Sus dedos escalaron por mi brazo hasta llegar a la muñeca. En cada punto donde ella me tocaba sentía una descarga eléctrica, mientras el miedo me colapsaba la garganta. No podía apartar la vista de sus ojos azules, totalmente letales. Unos ojos que gritaban a los cuatro puntos que su dueña era capaz de apuñalar a un hombre suficientes veces para que no quedara de él más que un cadáver lleno de cortes, que decían con claridad que no era la primera vez que mataba y que no tenía ningún problema, ningún remordimiento en hacerlo de nuevo.
-          Habéis tenida a vuestra buscada asesina justo delante de las narices. La amenaza siempre he sido yo. – Sus uñas se cerraron en torno a mi muñeca, haciendo que el dolor llegara en una ráfaga repentina que me hizo alejar mi silla de la mesa, con el fin de alejarme de la psicópata que estaba encerrada conmigo en la habitación.
Me quedé quieto, contemplándola por primera vez de verdad, sin su disfraz de chica débil que necesita ser rescatada, que tiene miedo. Con su disfraz de humana. Y sentí pánico como nunca en mi vida lo había sentido. Un pánico que me impelía a salir huyendo de aquel monstruo con aspecto angelical, pero que realmente era un siervo del demonio.

***

Salió por su propio pie a la mañana del día siguiente, escoltada por un policía que la miraba con afán protector, prendado de su dulzura. De su inocencia totalmente fingida, que ocultaba una personalidad perversa y letal.
Intenté de todos los modos conseguir que la cerraran, pero nadie había sido testigo de sus palabras. Solo yo. Por una razón u otra, no había habido nadie tras el cristal cuando aquella psicópata no solo confesó el crimen, si no que se desveló a sí misma como el monstruo diabólico que en realidad era. Nadie, excepto yo, sabía esa verdad que quedaba tapada bajo una apariencia frágil y asustadiza.
Tras revisar las cámaras, descubrí que todos los archivos que habían sido grabados por la cámara de la sala de interrogatorios donde yo había estado habían sido borrados o destruidos. La cámara llevaba rota todo el día. El audio había sido apagado por error por unos de los guardas al derramar sobre el panel un poco de agua. Demasiada casualidad.
No había ni una sola prueba física de mi testimonio. Incluso las marcas de uñas en mi muñeca habían desaparecido como por arte de magia.
Y nadie me creyó.
Así que lo único que pude hacer fue observar mientras dejaban escapar a una asesina sin alma por la puerta como si fuera una pobre víctima desamparada.

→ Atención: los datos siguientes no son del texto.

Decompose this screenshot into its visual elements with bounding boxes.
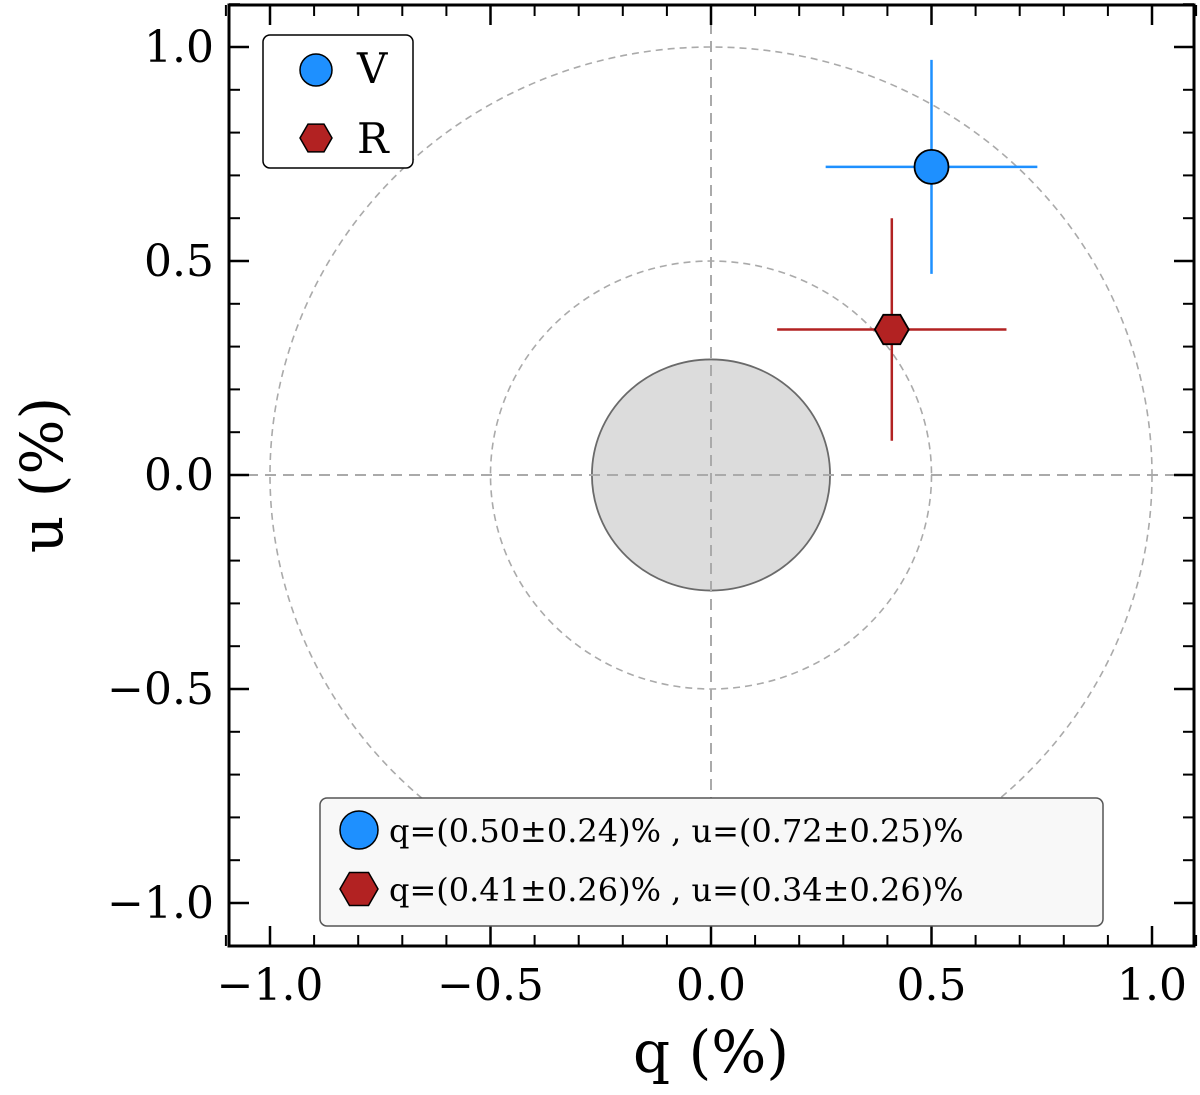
- series-layer: [777, 59, 1038, 441]
- x-tick-label: −1.0: [217, 960, 324, 1011]
- data-point-v: [913, 148, 950, 185]
- x-tick-label: 0.0: [676, 960, 746, 1011]
- stats-line-v: q=(0.50±0.24)% , u=(0.72±0.25)%: [389, 812, 964, 850]
- legend: V R: [262, 34, 414, 169]
- stats-line-r: q=(0.41±0.26)% , u=(0.34±0.26)%: [389, 871, 964, 909]
- legend-r-marker: [299, 123, 333, 153]
- stats-r-marker: [339, 871, 379, 907]
- y-tick-label: 0.0: [144, 450, 214, 501]
- y-axis-label: u (%): [8, 397, 76, 553]
- stats-v-marker: [339, 810, 379, 850]
- plot-area: [229, 5, 1194, 946]
- y-tick-label: −1.0: [107, 878, 214, 929]
- y-tick-label: −0.5: [107, 664, 214, 715]
- x-tick-label: 1.0: [1117, 960, 1187, 1011]
- stats-box: q=(0.50±0.24)% , u=(0.72±0.25)% q=(0.41±…: [319, 797, 1104, 927]
- legend-v-marker: [299, 53, 333, 87]
- legend-box: [262, 34, 414, 169]
- data-point-r: [873, 313, 910, 346]
- tick-layer: −1.0 −0.5 0.0 0.5 1.0 −1.0 −0.5 0.0 0.5 1.0: [107, 3, 1198, 1011]
- x-axis-label: q (%): [633, 1018, 789, 1086]
- x-tick-label: 0.5: [897, 960, 967, 1011]
- legend-v-label: V: [356, 44, 388, 93]
- y-tick-label: 0.5: [144, 236, 214, 287]
- y-tick-label: 1.0: [144, 22, 214, 73]
- stats-box-frame: [319, 797, 1104, 927]
- x-tick-label: −0.5: [437, 960, 544, 1011]
- reference-layer: [229, 5, 1194, 946]
- legend-r-label: R: [357, 114, 390, 163]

La estábamos dejando en libertad y no dudaba ni un solo segundo que volvería a matar. Pronto.
Mientras salía por la puerta, ella se giró levemente y sus ojos volvieron a clavarse en mi rostro, mientras me dedicaba la misma sonrisa burlona del día anterior, aquella que me revolvía el estómago y me aterraba a partes iguales.
En ese momento, me juré que no descansaría en paz hasta conseguir acabar con aquel monstruo, aunque ello me costara la vida.